7. Aetiology and Risk Factors
| Category | Risk Factors |
|---|---|
| Unmodifiable | White race, age (especially menopause ~50), female sex |
| Modifiable | Smoking, caffeine, obesity, poor mobility, fluid intake |
| Diseases/conditions | Vaginal childbirth, UTI, DM, neurological disease (CVA, Parkinsonism, MS, SCI), anatomical disorders (VVF, ectopic ureter, urethral diverticulum), pelvic/perineal/prostate surgery, radiotherapy, medications |
- Congenital: Duplex ureter with insertion below external sphincter (continuous incontinence in a girl since birth!)
- Infection
- Iatrogenic: Post-prostatectomy sphincteric injury
- Birth injury: Vesicovaginal fistula, stress incontinence
- Neoplastic
| Category | Causes |
|---|---|
| Idiopathic DO | Most common |
| Non-neurogenic DO (secondary to bladder pathology) | BOO (BPH, urethral stricture), bladder stone/FB, bladder tumour (CIS!), infection/inflammation (cystitis) |
| Neurogenic DO | CVA, Parkinson's disease, brain tumour, TBI, MS; Spinal cord lesions (injury, tumour, transverse myelitis, myelodysplasia) |
This mnemonic is high yield for both MCQ and SAQ.

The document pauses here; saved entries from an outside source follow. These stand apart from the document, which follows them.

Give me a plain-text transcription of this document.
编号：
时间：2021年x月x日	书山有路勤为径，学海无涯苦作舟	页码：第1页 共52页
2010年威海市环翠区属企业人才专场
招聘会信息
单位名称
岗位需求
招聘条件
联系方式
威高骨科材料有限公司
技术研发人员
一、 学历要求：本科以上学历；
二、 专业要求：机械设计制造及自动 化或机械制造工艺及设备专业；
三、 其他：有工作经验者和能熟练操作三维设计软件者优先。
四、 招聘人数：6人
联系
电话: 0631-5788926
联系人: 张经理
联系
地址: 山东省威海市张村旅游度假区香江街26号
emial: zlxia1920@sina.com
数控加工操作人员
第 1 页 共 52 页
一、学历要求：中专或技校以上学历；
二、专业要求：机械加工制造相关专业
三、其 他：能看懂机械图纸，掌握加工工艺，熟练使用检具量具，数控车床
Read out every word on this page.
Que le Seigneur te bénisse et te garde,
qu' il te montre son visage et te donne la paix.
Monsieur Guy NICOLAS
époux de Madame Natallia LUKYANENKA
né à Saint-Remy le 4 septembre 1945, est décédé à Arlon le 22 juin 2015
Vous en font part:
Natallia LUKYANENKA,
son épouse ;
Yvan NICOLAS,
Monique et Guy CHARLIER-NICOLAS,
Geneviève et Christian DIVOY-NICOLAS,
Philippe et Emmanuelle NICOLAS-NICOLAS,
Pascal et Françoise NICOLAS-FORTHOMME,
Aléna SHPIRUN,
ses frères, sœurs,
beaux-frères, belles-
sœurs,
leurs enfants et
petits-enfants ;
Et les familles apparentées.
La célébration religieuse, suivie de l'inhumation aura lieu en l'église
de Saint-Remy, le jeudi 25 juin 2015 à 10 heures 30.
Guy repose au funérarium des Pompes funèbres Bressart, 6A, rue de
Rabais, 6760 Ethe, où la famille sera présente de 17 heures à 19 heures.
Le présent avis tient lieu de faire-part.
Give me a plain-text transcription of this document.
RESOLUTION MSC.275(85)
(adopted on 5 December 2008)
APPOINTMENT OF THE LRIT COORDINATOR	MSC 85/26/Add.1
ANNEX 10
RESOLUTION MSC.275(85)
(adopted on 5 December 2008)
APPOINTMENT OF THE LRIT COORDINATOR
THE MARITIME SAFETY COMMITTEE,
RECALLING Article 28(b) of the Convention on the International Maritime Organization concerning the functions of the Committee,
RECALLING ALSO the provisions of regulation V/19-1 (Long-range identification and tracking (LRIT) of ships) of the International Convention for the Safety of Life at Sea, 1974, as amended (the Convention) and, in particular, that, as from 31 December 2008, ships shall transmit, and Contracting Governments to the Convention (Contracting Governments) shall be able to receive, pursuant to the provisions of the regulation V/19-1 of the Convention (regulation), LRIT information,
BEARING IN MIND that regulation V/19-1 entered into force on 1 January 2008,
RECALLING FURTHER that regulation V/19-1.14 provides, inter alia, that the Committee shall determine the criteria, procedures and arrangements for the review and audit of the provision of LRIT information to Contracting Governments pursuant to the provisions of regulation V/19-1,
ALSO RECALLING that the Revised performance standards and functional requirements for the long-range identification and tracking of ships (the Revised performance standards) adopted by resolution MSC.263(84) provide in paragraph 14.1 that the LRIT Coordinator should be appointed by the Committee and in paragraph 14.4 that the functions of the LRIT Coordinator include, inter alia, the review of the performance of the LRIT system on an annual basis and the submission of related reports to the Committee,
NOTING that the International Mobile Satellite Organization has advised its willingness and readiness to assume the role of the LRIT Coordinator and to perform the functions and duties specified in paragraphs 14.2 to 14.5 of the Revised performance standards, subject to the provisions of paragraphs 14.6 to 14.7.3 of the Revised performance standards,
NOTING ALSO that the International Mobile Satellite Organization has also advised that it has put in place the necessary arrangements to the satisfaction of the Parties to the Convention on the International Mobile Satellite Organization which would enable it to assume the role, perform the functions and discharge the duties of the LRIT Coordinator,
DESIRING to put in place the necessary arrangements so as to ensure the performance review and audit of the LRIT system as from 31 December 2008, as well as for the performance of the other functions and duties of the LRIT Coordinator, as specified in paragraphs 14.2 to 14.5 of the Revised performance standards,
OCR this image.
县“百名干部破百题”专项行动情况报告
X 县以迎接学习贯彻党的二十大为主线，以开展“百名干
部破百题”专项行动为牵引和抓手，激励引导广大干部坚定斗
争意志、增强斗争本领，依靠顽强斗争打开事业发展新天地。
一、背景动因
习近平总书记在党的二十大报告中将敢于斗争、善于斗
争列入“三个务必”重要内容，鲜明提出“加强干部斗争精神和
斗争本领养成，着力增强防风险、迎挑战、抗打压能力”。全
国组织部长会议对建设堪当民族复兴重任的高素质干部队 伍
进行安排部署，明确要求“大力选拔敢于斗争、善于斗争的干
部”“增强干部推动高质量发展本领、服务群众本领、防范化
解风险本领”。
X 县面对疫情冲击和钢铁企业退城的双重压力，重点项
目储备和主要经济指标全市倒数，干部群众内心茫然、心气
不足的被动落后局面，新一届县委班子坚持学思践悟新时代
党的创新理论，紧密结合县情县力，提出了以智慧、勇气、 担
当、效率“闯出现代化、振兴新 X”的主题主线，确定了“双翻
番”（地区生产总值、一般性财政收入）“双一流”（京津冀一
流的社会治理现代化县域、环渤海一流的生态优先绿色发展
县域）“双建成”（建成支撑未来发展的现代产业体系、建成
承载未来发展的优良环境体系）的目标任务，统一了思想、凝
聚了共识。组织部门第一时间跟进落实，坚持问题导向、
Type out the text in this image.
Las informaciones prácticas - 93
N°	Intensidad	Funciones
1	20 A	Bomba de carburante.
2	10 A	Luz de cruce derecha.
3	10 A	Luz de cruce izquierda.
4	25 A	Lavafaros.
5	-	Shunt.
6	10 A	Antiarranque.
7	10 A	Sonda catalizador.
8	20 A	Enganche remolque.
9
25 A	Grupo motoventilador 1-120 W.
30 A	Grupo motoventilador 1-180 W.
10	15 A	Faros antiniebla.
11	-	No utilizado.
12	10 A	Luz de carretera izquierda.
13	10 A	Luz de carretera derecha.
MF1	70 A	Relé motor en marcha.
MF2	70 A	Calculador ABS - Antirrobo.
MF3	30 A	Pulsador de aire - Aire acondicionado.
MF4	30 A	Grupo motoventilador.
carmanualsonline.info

| Letter | Cause | Why it causes incontinence |
|---|---|---|
| D | Delirium | Altered sensorium → cannot perceive/respond to urge |
| I | Infection | Cystitis irritates detrusor → urgency/urge incontinence |
| A | Atrophic vaginitis/urethritis | Post-menopausal oestrogen loss → mucosal thinning → reduced urethral coaptation |
| P | Pharmaceuticals | See drug table below |
| P | Psychological disorders | Depression, anxiety |
| E | Endocrine disorders | DM (polyuria, cystopathy), hypercalcaemia, DI |
| R | Restricted mobility | Cannot reach toilet → functional incontinence |
| S | Stool impaction | Rectal distension → mechanical pressure on bladder/urethra → retention/overflow |
| Drug/Substance | Type of Incontinence Caused | Mechanism |
|---|---|---|
| Diuretics | Urge | ↑Urine production → bladder overdistension → urgency |
| Caffeine | Urge | Irritant to detrusor + mild diuretic |
| Alcohol | Urge | Diuretic + CNS sedation |
| Anticholinergics | Overflow | ↓Detrusor contractility → retention |
| Alpha agonists | Overflow | ↑Urethral resistance → outflow obstruction |
| Beta agonists | Overflow | Detrusor relaxation (β₃) → retention |
| Sedatives / Antidepressants | Overflow | ↓Detrusor contractility + sedation |
| ACE inhibitors | Stress | Chronic cough → ↑intra-abdominal pressure |
8. Clinical Approach to UI
Duration, type (stress/urge/mixed), triggers, obstructive symptoms, pad usage (number/size/wetness), lifestyle (caffeine/smoking/alcohol), menstrual/obstetric history, bowel symptoms, previous pelvic surgery/diabetes, drugs.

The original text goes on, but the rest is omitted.